So what should we be measuring? At Hoxhunt, we use a four-part framework rooted in behavior science and refined through field experience.

1. Awareness (Knowledge)

Start with the basics. Do people know what to do? This is where quizzes and micro-trainings still matter - but only as one piece of the puzzle. They show whether people understand the risks, not whether they’ll act on them.

2. Behavior

This is the critical leap: are people applying what they know? Behavior is whether people report phishing. Whether they create strong passwords. Are they locking their screen when they leave their desk?

Behavior is where knowledge meets decision-making. And it’s where your risk posture actually shifts.

3. Attitude

Do people feel like security is something they own... or something that just happens to them? Do they feel that leadership talks about cybersecurity? That it’s something discussed at the watercooler?

This is your early sign that you're impacting culture. If people feel it’s safe - and even expected - to act securely, you’re on the right track.

4. Engagement

Are people opting in? Not just completing required training, but choosing to participate. Reading the campaign emails. Chatting with security champions. Volunteering for pilot programs.

We want to measure not just knowledge, not just compliance, but voluntary engagement. Because that’s what tells us people are actually invested.

‍

Keeping pace with a threat landscape that doesn’t sit still

One of the biggest gaps in traditional security awareness programs? They train people for last year’s threats.

That’s a dangerous lag. Because phishing doesn’t sit still and in the age of generative AI, it’s evolving at speed. We can't just train people about what was real 10 years ago… what was real back then might be very low risk today.

Our own data backs this up. In an ongoing AI spear phishing agent experiment from 2023 to 2025, AI’s performance vs. humans improved by 55%.

To keep up, your defenses need to be as dynamic as the threats. That’s why, when a real QR phishing campaign hit the wild, we launched a simulation based on it within hours. Over 500,000 users trained on it before most people even knew it was trending.

We have millions of users reporting phishing emails to us - so when a new campaign starts, we see it immediately.

Here’s how it works under the hood: our threat analysts and simulation creators sit on the same team.
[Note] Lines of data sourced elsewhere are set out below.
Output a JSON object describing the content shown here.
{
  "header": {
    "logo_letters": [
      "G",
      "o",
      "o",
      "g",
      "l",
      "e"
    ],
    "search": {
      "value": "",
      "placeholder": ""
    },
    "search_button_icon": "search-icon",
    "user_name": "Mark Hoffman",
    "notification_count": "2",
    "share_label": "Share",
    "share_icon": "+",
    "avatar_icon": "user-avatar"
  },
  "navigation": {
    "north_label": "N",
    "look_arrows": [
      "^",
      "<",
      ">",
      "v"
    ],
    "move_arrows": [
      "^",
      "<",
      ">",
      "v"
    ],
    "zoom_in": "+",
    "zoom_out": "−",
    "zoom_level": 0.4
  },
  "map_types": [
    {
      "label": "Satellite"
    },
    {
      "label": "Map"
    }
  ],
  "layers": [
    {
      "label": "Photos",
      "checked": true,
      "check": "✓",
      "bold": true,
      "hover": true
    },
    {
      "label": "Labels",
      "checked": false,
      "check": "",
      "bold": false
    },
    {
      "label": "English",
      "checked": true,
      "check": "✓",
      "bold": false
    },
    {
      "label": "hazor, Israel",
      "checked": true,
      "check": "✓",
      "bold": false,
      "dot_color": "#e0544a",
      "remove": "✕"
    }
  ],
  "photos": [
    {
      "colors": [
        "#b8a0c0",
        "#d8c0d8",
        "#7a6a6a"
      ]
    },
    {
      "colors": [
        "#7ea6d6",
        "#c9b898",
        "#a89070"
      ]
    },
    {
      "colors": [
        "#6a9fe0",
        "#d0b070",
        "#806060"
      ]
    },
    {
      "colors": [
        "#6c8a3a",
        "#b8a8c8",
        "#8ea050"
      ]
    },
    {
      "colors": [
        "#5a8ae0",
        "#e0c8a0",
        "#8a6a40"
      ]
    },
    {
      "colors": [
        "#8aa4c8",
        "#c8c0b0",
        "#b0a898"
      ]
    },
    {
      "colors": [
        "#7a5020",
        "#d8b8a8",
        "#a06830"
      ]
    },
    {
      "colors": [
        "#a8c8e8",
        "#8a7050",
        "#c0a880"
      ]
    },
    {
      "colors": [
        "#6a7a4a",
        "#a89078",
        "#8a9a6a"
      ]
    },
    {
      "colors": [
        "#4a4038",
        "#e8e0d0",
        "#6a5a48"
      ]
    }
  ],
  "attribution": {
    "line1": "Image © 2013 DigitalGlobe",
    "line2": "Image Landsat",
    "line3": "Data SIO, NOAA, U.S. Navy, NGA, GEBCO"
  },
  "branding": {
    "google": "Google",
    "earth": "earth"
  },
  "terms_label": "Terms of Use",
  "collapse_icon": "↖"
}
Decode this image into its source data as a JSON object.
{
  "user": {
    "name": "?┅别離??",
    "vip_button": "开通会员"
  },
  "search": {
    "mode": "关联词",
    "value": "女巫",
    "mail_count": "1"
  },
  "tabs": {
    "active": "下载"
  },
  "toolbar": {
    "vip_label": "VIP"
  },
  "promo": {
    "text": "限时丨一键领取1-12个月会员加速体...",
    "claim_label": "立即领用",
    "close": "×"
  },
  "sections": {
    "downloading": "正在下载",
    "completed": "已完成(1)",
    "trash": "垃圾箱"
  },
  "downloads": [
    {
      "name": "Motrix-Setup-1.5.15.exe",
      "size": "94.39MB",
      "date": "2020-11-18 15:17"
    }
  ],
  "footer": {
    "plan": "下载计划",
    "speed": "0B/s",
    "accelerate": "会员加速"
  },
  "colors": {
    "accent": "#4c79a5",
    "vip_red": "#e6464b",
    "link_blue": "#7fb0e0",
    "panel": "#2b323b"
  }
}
When they see a new tactic (like the ‘Click-Fix’ malware technique using fake CAPTCHA pages) we replicate it, fast. Sometimes within the day. Every other week we release new training. New simulations. Based on what we see happening in the field.

This isn’t just about speed - it’s about fidelity. If your simulations don’t reflect what attackers are actually doing right now, you’re not preparing people. You’re just checking a box.

At Hoxhunt, we’ve built a system that adapts in real time. You can’t out-phish AI by staying static. But you can build human resilience that learns faster.

‍

Does this approach work? A look at the results

One of the most compelling examples of cybersecurity behavior change comes from AES, a Fortune 500 global energy company.

Facing challenges with traditional security awareness training tools, AES wanted a solution that would effectively engage their workforce and measurably reduce human cyber risk.  By implementing Hoxhunt's behavior-based training platform, AES achieved remarkable results.

• 526% increase in reporting rate: Employee engagement soared, with reporting rates climbing from an average of 11.5% with previous SAT tools to 60.5% using Hoxhunt.​
• 79% decrease in failure rate: The rate at which employees clicked on phishing simulations dropped significantly, from 7.6% to 1.6%.​
• 2533% increase in resilience ratio: AES's resilience ratio - a metric comparing reporting to failure rates - jumped from 1.5 to 38.​

These outcomes underscore the effectiveness of a behavior-focused approach to cybersecurity training.

AES's success story illustrates that with the right tools and approach, organizations can drive meaningful cybersecurity behavior change. This isn’t just an incremental improvement. It’s a radical shift in risk posture.

And we hear it every day:

“Ohhh, you’re the team behind those Hoxhunt emails? They’re so cool. I almost clicked one yesterday - it was really good. I’ve got the leather shield now!”

That kind of response doesn’t come from punishment. It comes from positive behavior reinforcement.

‍

The shift from training to transformation

Whether you call it human risk, security culture, or behavior change, what matters is the same: we’re not here to just train. We’re here to reduce real-world risk.

If we want people to do the right thing, we have to make it easy, make it clear, and make them feel like they’re part of something.

It’s time to evolve from awareness campaigns that just inform to programs that actually transform.

We want to show that our interventions change behavior. That they improve your cybersecurity posture. That they create secure habits at the individual level, and ripple through the organization.

Because cybersecurity behavior change isn’t about scaring people into compliance.

It’s about helping them understand where they fit in - and making it easy to play their part.

‍

From training to transformation

Call it human risk. Call it behavior change. Call it a culture of security awareness.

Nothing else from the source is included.